Ирина Хорошунова родом из киевской семьи Маркевич, ее прадед — известный историк, музыкант и фольклорист. Мама Ирины, Алла Александровна, окончила Смольный институт и стала учительницей немецкого языка, после революции работала машинисткой и счетоводом. Отец Ирины рано умер, и дети остались на попечении матери. Во время репрессий 30-х годов Аллу Александровну арестовали и расстреляли. В годы войны за связь с подпольем была убита семья родной сестры Ирины, а сама она спаслась благодаря друзьям.
В связи с последними событиями в Украине дневник, опубликованный ранее Институтом иудаики, вновь актуален. За инициативу начать эту серию публикаций «Бульвар Гордона» благодарит историка и журналиста, сотрудника Украинского института национальной памяти Александра Зинченко.
«И ТОЛЬКО ОДНО ЖЕЛАНИЕ ОСТАЕТСЯ — ЕСЛИ ДОЛЖНО УБИТЬ, ТО СКОРЕЕ БЫ, ЧТОБЫ НЕ БЫЛО БОЛЬШЕ ЭТОГО ОЖИДАНИЯ»
Памяти всех советских людей, погибших в Великой Отечественной войне, посвящаю
25 июня 1941 г., среда.
Итак, война. Сомневаться не приходится. Сегодня четвертый день войны. Мирной жизни словно никогда и не было. Все перемешалось, спуталось. Все важное до сих пор потеряло теперь всякий смысл.
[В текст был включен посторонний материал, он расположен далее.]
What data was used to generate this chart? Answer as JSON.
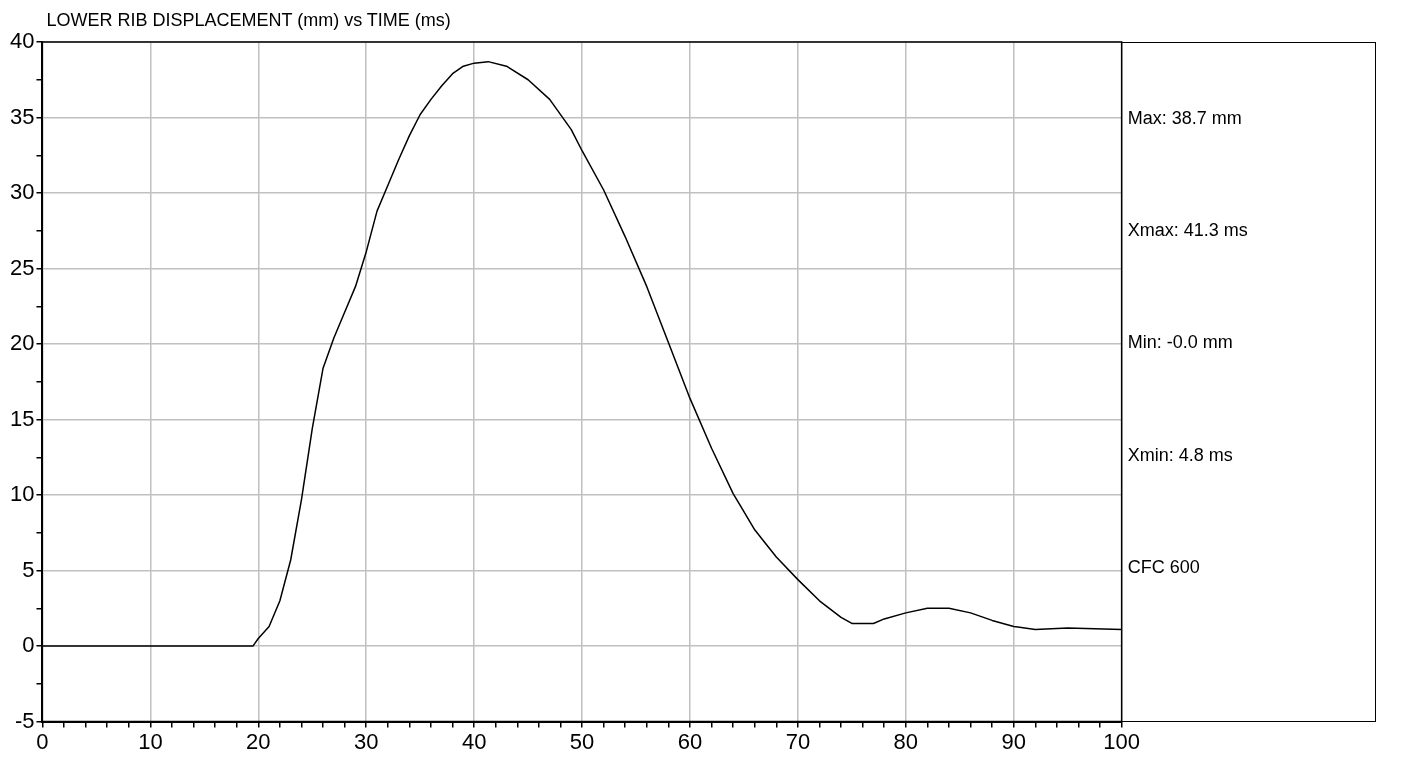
{
  "chart_data": {
    "type": "line",
    "title": "LOWER RIB DISPLACEMENT (mm) vs TIME (ms)",
    "x": [
      0,
      19.5,
      20,
      21,
      22,
      23,
      24,
      25,
      26,
      27,
      28,
      29,
      30,
      31,
      32,
      33,
      34,
      35,
      36,
      37,
      38,
      39,
      40,
      41.3,
      43,
      45,
      47,
      49,
      50,
      52,
      54,
      56,
      58,
      60,
      62,
      64,
      66,
      68,
      70,
      72,
      74,
      75,
      77,
      78,
      80,
      82,
      84,
      86,
      88,
      90,
      92,
      95,
      100
    ],
    "series": [
      {
        "color": "#000000",
        "values": [
          0,
          0,
          0.5,
          1.3,
          3,
          5.7,
          9.7,
          14.4,
          18.4,
          20.4,
          22.1,
          23.8,
          26.1,
          28.8,
          30.5,
          32.2,
          33.8,
          35.2,
          36.2,
          37.1,
          37.9,
          38.4,
          38.6,
          38.7,
          38.4,
          37.5,
          36.2,
          34.2,
          32.8,
          30.2,
          27.1,
          23.8,
          20.1,
          16.4,
          13.1,
          10.1,
          7.7,
          5.9,
          4.4,
          3.0,
          1.9,
          1.5,
          1.5,
          1.8,
          2.2,
          2.5,
          2.5,
          2.2,
          1.7,
          1.3,
          1.1,
          1.2,
          1.1
        ]
      }
    ],
    "xlim": [
      0,
      100
    ],
    "xticks": [
      0,
      {
        "value": 2,
        "label": null
      },
      {
        "value": 4,
        "label": null
      },
      {
        "value": 6,
        "label": null
      },
      {
        "value": 8,
        "label": null
      },
      10,
      {
        "value": 12,
        "label": null
      },
      {
        "value": 14,
        "label": null
      },
      {
        "value": 16,
        "label": null
      },
      {
        "value": 18,
        "label": null
      },
      20,
      {
        "value": 22,
        "label": null
      },
      {
        "value": 24,
        "label": null
      },
      {
        "value": 26,
        "label": null
      },
      {
        "value": 28,
        "label": null
      },
      30,
      {
        "value": 32,
        "label": null
      },
      {
        "value": 34,
        "label": null
      },
      {
        "value": 36,
        "label": null
      },
      {
        "value": 38,
        "label": null
      },
      40,
      {
        "value": 42,
        "label": null
      },
      {
        "value": 44,
        "label": null
      },
      {
        "value": 46,
        "label": null
      },
      {
        "value": 48,
        "label": null
      },
      50,
      {
        "value": 52,
        "label": null
      },
      {
        "value": 54,
        "label": null
      },
      {
        "value": 56,
        "label": null
      },
      {
        "value": 58,
        "label": null
      },
      60,
      {
        "value": 62,
        "label": null
      },
      {
        "value": 64,
        "label": null
      },
      {
        "value": 66,
        "label": null
      },
      {
        "value": 68,
        "label": null
      },
      70,
      {
        "value": 72,
        "label": null
      },
      {
        "value": 74,
        "label": null
      },
      {
        "value": 76,
        "label": null
      },
      {
        "value": 78,
        "label": null
      },
      80,
      {
        "value": 82,
        "label": null
      },
      {
        "value": 84,
        "label": null
      },
      {
        "value": 86,
        "label": null
      },
      {
        "value": 88,
        "label": null
      },
      90,
      {
        "value": 92,
        "label": null
      },
      {
        "value": 94,
        "label": null
      },
      {
        "value": 96,
        "label": null
      },
      {
        "value": 98,
        "label": null
      },
      100
    ],
    "ylim": [
      -5,
      40
    ],
    "yticks": [
      -5,
      {
        "value": -2.5,
        "label": null
      },
      0,
      {
        "value": 2.5,
        "label": null
      },
      5,
      {
        "value": 7.5,
        "label": null
      },
      10,
      {
        "value": 12.5,
        "label": null
      },
      15,
      {
        "value": 17.5,
        "label": null
      },
      20,
      {
        "value": 22.5,
        "label": null
      },
      25,
      {
        "value": 27.5,
        "label": null
      },
      30,
      {
        "value": 32.5,
        "label": null
      },
      35,
      {
        "value": 37.5,
        "label": null
      },
      40
    ],
    "grid": true,
    "legend": false,
    "marker": "none",
    "line_style": "solid",
    "annotations": [
      "Max: 38.7 mm",
      "Xmax: 41.3 ms",
      "Min: -0.0 mm",
      "Xmin: 4.8 ms",
      "CFC 600"
    ]
  }
}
Многие начинания остались и останутся неоконченными. Стремления не осуществятся. Война — это смерть и разрушение. И кто знает, кто останется жить, а кого не будет больше.
Сейчас не время заниматься рассуждениями. Фронт от нас далеко. Но мы тоже на фронте. Если 22-го мы не сообразили сразу, что такое произошло, то сегодня все почувствовали себя на войне, и, хоть не очень приятно сознаваться в трусости, приходится сказать, что от ужаса и панического страха не так-то легко освободиться, особенно если ждешь с минуты на минуту очередного налета.
Во дворе дети шумят, и солнце светит, словно ничего не происходит. Ребята кричат и плачут во время налета, а потом играют в классы осколками зенитных снарядов. Матери плачут. Старших детей провожают на фронт. За младших трясутся во время налета. Мужчины посерьезнели сразу. И у всех настроение тревожное, чтобы не сказать ужасное, потому что небо хоть и голубое, да с него теперь летят бомбы, от которых нигде нет спасения.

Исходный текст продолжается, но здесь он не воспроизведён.